Although Heang often turns to the outdoors to find respite from the classroom, an unintended side effect of his adventures is that it has made him a better teacher and coach.
“It takes months of preparation to decide how to live off the bags on your bike. I’ve learned that if you go into anything well prepared, you put yourself in a position to succeed.”
As a result of Heang’s thoughtful preparation in the classroom, he earned his school’s Teacher of the Year award in 2016. And he’s aware that what he does on his bike will continue to impact his students in the way he approaches his curriculum and lesson plans.
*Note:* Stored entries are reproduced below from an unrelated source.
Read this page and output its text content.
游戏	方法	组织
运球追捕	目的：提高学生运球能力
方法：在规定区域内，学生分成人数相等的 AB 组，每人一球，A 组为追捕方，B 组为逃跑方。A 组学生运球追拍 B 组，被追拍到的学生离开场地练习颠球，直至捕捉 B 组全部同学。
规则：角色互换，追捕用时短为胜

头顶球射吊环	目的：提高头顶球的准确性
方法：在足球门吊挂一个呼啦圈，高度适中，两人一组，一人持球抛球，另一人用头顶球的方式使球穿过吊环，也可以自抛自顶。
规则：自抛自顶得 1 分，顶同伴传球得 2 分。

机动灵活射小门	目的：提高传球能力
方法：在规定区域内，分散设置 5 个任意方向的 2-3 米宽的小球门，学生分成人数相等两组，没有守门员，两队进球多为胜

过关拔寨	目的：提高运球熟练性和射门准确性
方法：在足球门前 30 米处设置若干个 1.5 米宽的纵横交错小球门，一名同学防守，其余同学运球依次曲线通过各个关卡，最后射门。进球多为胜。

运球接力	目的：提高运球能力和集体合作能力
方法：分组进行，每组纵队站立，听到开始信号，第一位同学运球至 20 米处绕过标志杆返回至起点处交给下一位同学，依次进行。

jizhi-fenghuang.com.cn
“I hope I can push students to do things they don’t believe they can do,” he says. “They need to know that the world is not experienced through a screen.”
“I try to tell my students I’m not special. I’ve accomplished some pretty cool things on my bike, but I don’t have any talents that they don’t have. I want them to have a dream. I tell them they have to believe in themselves and persist through adversity. I hope I set that example for my students.”
When educators like Heang spend time recharging- not just outside the classroom but outside, moving light and fast across black top, single track, river or rock, or simply being still and soaking up the sun- they’re still teaching their students an important lesson. Teachers who double as outdoor enthusiasts demonstrate to their students, peers, and the public that self-care is imperative, that escape is important, that public lands matter, and that adventure is accessible, anywhere and on any budget. They show us that life’s most important lessons are not always taught in the classroom. That biking 3,000 plus miles can feel like a vacation when compared to teaching. And that we need to do better by those dedicated to improving the lives of our children- and the land we all love.